Chouinard's street is at the edge of a scene of extreme destruction. Just beyond what used to be his backyard is a white-grey mass of rubble and charred vehicles.
He and other north-end evacuees were allowed back into the city Thursday, a month after raging flames forced everyone to flee. The city's largely undamaged downtown and some smaller surrounding communities re-opened on Wednesday.
Residents cleaned and mowed lawns until a fierce late-afternoon thunderstorm unleashed heavy rains and forced everyone inside.
A bulldozer clipped the siding of Chouinard's house in a few spots during the frantic fight to keep the fire at bay. Heat blew out some windows, causing severe smoke damage inside.
He and his wife were trying to stay optimistic, even though they don't know when they'll be able to live in their home again.
"Now we're just here to pick up the pieces and rebuild it better than before," he said. "Fort McMurray has given us a lot and we're just looking forward to giving back."
Officials have said it's dangerous to go into the scorched areas that have been fenced off.
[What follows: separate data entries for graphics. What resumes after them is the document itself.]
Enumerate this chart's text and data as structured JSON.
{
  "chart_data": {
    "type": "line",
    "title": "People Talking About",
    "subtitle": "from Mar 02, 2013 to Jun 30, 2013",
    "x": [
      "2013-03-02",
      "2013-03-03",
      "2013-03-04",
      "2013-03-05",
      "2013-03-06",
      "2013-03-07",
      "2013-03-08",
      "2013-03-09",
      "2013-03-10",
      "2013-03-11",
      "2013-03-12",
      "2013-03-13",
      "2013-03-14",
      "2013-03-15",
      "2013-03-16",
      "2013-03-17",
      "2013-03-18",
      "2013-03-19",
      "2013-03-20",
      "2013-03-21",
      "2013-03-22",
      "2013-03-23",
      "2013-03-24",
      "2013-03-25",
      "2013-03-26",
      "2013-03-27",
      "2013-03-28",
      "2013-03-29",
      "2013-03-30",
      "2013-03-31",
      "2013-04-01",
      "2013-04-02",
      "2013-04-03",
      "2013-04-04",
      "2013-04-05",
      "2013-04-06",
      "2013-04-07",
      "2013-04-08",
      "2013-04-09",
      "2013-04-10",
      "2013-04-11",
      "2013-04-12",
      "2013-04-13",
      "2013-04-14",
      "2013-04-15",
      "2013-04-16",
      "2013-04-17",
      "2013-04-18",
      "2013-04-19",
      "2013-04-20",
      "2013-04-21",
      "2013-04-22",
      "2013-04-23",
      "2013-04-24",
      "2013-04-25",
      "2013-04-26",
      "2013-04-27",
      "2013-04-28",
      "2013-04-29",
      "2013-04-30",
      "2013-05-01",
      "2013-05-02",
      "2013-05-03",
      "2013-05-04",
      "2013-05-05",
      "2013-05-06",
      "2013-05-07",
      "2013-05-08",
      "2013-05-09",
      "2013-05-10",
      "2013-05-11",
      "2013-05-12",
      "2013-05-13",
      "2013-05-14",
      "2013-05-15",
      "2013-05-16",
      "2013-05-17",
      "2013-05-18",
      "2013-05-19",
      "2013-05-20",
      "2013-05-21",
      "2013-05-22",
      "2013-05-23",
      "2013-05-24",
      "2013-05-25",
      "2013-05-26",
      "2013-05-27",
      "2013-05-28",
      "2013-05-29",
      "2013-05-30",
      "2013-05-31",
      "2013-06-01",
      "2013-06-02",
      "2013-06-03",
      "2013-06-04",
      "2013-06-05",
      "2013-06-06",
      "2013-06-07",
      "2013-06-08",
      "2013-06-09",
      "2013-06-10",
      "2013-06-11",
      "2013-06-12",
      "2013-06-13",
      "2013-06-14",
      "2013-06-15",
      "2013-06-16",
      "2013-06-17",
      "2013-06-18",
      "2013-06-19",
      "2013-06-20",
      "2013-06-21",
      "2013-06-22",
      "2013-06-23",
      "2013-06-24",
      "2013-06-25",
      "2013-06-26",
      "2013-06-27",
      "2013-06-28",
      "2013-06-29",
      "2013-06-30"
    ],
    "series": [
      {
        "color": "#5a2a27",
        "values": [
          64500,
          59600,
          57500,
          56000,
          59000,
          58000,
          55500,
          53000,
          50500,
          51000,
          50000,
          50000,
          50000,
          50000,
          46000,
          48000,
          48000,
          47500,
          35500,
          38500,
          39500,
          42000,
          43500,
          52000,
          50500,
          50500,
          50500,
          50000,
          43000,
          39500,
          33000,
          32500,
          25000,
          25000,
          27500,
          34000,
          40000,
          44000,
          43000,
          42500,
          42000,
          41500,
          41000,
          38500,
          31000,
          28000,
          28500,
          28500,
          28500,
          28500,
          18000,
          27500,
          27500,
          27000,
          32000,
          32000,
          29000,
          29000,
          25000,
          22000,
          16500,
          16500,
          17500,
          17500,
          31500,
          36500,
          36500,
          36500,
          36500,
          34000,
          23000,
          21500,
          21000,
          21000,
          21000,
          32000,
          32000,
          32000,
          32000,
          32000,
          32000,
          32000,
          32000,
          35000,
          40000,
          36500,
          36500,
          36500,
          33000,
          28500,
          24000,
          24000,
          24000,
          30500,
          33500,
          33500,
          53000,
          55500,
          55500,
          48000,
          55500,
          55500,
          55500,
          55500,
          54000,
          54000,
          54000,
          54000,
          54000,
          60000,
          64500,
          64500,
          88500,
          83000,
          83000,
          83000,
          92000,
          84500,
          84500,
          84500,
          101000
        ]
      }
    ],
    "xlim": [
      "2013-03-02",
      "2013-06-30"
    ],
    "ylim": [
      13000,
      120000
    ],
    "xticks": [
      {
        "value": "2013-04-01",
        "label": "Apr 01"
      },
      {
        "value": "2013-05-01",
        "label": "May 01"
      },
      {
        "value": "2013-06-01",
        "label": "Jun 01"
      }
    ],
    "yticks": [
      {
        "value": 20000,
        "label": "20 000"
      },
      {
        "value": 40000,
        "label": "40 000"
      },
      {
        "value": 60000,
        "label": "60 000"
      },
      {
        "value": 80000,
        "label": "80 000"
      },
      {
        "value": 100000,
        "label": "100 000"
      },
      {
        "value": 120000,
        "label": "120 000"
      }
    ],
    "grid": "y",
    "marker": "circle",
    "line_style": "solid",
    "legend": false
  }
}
Municipal emergency management director Bob Couture reiterated that warning on Thursday after a media report showed a resident walking through the debris in a restricted area.
Nootan Patel thought she would be able to have a look at what's left of her home in the Stone Creek neighbourhood on Thursday and was surprised that authorities would not allow her to access it.
Patel, a supply chain manager at Suncor, wiped tears from her eyes as she peered through a chain-link fence at the rubble on the other side, where homes were burned to their foundations. Her home was the second hole from the barricade.
"The news spread that I could go down and have a look at my house and see if there is any belongings, but looking at this, I don't think there will be any belongings left," she said.
"There were a few of my dad's gifts and a few of my grandma's gifts and so many things in the house which I had for years. I had all the silverware and everything which I was thinking I can get. But there's no hope right now."
Around the corner, Susan Barron and her family were also mourning the loss of sentimental items.
Her home is still standing, but her garage out back was destroyed.
"My husband had a lot of tools and antique things from his grandfather in the garage and he's still very hurt by the loss. It's things that aren't replaceable," said Barron, a retired police officer and paramedic.
Barron's daughter lives in the basement and she doesn't know whether sump pumps to keep water out worked.
She figures it'll be a few months at least before she and her family can live in the house again.
Maggie Macdonald checked on her nearby home and found it undamaged, but she wasn't rejoicing.
She was astonished by all of the destruction.
"I got into my vehicle and looked straight ahead and my heart just dropped to the ground," Macdonald said, struggling to hold back tears.
"We have friends that are right now going through a lot of stress."